Abstract: In recent decades, childcare services have become a matter of serious public concern. Affordable and good-quality childcare services may improve the reconciliation of work and family life and thus foster labour market participation and gender equality. Childcare facilities may also provide an important answer to declining fertility rates, by lowering the cost of childbearing in terms of labour market and career opportunities. Finally there is a growing tendency to see childcare services from a social pedagogical perspective.
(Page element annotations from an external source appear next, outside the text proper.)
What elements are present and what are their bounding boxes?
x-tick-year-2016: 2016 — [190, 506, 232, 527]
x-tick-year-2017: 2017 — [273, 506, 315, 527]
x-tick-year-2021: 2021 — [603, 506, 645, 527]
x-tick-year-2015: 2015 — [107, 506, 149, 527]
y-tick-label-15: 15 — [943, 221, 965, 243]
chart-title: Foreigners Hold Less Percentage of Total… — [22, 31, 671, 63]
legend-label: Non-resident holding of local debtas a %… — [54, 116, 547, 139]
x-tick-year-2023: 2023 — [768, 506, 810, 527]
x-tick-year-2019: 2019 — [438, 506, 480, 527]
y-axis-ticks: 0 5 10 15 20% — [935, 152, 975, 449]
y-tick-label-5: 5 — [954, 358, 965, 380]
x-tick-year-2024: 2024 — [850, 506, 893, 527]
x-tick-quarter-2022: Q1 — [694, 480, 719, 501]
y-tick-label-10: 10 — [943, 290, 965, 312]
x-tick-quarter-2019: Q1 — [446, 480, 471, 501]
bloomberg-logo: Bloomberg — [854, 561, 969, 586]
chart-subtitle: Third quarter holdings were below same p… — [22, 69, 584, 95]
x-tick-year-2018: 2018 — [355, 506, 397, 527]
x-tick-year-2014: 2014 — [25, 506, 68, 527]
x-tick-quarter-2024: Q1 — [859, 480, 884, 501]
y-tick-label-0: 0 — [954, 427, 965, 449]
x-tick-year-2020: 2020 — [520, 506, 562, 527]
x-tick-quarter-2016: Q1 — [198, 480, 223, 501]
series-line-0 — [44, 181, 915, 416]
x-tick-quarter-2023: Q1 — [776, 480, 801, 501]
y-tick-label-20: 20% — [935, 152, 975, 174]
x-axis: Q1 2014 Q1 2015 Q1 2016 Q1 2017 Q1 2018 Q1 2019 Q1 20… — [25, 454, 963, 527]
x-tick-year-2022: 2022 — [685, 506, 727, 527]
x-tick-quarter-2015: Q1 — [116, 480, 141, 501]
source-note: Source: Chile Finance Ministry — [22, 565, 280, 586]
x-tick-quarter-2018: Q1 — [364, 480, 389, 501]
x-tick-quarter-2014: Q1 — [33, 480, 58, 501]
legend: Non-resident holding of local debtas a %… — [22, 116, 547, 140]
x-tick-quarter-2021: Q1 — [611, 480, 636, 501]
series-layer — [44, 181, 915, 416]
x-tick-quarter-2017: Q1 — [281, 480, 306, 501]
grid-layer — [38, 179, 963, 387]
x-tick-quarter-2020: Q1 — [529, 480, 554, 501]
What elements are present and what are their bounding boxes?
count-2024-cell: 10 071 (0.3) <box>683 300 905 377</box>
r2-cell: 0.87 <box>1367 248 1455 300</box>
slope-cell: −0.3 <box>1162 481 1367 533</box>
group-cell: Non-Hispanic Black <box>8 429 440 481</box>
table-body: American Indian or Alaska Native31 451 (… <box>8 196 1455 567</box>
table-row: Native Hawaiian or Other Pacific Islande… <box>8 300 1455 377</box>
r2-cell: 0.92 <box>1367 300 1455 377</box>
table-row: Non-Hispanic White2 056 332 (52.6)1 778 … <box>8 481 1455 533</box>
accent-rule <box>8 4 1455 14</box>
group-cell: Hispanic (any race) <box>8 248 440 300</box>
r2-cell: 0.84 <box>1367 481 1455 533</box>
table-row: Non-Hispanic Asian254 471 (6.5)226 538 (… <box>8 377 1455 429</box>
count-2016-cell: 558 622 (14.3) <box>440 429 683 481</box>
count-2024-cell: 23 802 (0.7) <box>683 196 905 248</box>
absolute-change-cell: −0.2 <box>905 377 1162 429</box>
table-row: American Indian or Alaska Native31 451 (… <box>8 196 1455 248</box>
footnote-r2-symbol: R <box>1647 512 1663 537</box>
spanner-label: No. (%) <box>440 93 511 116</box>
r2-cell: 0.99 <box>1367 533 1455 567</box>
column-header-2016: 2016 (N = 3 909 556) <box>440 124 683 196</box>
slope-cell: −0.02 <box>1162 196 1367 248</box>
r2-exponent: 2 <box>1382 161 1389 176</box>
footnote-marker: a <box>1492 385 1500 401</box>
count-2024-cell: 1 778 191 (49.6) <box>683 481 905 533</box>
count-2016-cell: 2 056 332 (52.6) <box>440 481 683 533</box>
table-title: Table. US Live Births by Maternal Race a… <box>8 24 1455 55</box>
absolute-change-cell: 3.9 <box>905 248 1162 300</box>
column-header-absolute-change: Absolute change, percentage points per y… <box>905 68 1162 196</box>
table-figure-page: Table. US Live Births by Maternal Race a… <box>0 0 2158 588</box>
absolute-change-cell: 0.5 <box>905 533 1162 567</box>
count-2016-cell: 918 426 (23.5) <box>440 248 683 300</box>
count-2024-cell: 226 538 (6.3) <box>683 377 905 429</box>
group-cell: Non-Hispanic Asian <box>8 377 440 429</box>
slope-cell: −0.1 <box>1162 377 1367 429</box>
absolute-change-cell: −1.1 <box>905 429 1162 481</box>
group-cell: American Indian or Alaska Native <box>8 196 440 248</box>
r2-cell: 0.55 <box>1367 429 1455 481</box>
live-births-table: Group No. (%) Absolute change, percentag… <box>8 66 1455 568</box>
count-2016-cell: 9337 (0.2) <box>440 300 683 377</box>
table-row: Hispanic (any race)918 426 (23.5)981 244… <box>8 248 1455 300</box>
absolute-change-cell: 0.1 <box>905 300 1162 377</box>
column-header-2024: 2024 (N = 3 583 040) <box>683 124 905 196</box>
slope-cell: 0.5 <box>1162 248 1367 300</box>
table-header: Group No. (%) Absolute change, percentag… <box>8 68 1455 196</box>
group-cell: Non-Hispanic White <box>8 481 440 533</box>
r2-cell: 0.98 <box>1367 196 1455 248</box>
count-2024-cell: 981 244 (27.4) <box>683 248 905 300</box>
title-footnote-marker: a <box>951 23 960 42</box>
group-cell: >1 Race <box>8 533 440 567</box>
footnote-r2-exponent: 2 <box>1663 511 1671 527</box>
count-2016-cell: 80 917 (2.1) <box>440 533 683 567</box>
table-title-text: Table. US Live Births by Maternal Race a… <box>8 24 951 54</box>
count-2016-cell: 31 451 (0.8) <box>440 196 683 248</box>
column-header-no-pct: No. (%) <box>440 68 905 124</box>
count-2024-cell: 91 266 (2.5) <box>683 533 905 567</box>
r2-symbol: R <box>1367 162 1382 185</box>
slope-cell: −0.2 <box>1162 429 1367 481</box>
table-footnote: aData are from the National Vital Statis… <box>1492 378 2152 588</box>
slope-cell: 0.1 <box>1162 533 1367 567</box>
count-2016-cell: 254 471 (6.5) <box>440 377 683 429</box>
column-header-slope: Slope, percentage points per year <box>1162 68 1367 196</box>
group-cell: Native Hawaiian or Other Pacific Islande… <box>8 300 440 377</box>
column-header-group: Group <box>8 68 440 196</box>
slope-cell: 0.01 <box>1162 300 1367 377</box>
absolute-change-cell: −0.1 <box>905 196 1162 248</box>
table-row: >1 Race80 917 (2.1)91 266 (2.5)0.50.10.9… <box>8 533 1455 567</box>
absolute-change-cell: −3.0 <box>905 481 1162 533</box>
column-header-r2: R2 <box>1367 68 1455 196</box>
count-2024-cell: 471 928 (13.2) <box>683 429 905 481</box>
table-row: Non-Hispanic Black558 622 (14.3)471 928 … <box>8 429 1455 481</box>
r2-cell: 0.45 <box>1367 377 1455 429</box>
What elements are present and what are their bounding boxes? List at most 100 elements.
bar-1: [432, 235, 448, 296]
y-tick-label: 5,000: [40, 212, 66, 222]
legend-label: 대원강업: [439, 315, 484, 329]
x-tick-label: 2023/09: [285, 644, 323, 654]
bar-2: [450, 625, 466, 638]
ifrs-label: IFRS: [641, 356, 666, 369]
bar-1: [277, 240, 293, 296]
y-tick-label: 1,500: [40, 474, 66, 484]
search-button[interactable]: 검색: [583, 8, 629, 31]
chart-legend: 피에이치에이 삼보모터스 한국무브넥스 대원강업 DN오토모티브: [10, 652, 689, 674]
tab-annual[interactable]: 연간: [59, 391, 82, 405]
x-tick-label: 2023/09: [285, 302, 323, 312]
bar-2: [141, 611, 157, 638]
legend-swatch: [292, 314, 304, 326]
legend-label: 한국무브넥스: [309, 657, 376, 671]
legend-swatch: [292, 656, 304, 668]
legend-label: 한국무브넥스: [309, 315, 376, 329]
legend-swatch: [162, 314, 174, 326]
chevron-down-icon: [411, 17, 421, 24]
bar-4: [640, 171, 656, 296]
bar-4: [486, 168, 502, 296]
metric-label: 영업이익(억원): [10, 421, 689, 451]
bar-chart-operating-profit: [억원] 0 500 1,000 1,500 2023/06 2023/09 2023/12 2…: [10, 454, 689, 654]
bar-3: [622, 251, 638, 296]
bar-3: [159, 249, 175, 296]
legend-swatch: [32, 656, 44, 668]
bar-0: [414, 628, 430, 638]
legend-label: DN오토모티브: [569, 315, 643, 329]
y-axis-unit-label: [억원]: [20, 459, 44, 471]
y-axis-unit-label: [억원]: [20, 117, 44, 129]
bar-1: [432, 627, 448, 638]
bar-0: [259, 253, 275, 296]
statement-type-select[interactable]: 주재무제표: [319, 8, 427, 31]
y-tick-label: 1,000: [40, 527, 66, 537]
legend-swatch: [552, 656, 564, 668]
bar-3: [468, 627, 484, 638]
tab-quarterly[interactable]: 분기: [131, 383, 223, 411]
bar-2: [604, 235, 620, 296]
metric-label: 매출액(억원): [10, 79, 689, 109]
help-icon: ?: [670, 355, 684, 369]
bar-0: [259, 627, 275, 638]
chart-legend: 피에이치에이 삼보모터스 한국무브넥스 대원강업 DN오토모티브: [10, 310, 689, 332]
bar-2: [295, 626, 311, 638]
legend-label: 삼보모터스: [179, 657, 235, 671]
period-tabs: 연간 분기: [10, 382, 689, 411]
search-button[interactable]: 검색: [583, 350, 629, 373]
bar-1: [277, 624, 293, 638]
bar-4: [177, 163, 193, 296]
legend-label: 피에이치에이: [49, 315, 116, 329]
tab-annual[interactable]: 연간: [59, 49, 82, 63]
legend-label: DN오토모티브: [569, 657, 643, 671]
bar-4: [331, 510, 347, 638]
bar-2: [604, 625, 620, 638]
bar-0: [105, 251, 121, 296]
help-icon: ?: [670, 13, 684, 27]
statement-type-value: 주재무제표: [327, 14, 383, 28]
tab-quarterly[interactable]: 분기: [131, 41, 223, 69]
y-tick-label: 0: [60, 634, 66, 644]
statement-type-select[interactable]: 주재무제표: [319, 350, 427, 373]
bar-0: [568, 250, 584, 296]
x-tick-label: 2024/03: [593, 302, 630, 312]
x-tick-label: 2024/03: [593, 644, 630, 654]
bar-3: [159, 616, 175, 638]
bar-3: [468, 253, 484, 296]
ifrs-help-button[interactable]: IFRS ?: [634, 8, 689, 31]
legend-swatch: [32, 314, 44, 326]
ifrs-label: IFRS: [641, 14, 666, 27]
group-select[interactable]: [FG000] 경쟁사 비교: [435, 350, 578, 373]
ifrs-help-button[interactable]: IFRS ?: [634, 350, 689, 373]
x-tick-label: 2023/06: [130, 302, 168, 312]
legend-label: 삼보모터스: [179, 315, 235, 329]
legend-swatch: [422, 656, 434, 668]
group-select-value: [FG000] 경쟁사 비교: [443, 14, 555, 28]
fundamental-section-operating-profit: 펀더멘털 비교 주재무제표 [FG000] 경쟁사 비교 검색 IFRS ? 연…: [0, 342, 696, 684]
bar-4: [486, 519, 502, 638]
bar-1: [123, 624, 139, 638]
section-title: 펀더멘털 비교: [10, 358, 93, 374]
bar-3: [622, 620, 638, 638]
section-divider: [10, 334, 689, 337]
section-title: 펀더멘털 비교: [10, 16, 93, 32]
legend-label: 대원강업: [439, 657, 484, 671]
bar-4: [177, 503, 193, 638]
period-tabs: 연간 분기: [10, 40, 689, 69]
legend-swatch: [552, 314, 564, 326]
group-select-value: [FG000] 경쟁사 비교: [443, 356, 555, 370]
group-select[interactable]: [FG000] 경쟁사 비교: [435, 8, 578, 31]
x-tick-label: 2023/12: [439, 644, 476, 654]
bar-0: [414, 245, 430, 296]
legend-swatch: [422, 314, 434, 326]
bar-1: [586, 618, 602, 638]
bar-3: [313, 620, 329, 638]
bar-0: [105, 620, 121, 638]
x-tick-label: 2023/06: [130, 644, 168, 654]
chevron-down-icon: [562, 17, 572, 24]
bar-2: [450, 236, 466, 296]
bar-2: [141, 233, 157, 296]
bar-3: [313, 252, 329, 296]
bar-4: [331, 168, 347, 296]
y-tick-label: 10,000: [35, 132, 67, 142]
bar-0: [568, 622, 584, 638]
In this perspective the main policy rationale is no longer the reconciliation of work and care, but rather the contribution of childcare services to child development and socioeconomic integration. The importance of providing childcare services has also been recognised at the EU level. At the Barcelona Summit in 2002, some explicit conclusions and targets were defined with regard to the provision of childcare services. Confirming the goal of full employment, the European Council agreed that Member States should remove disincentives to female participation in the labour market and strive to provide childcare by 2010 to at least 90 % of children between 3 years old and the mandatory school age and at least 33 % of children under 3 years of age. The importance of these targets has been reaffirmed as recently as 2008 in the employment guidelines (2008–10) adopted by the Council.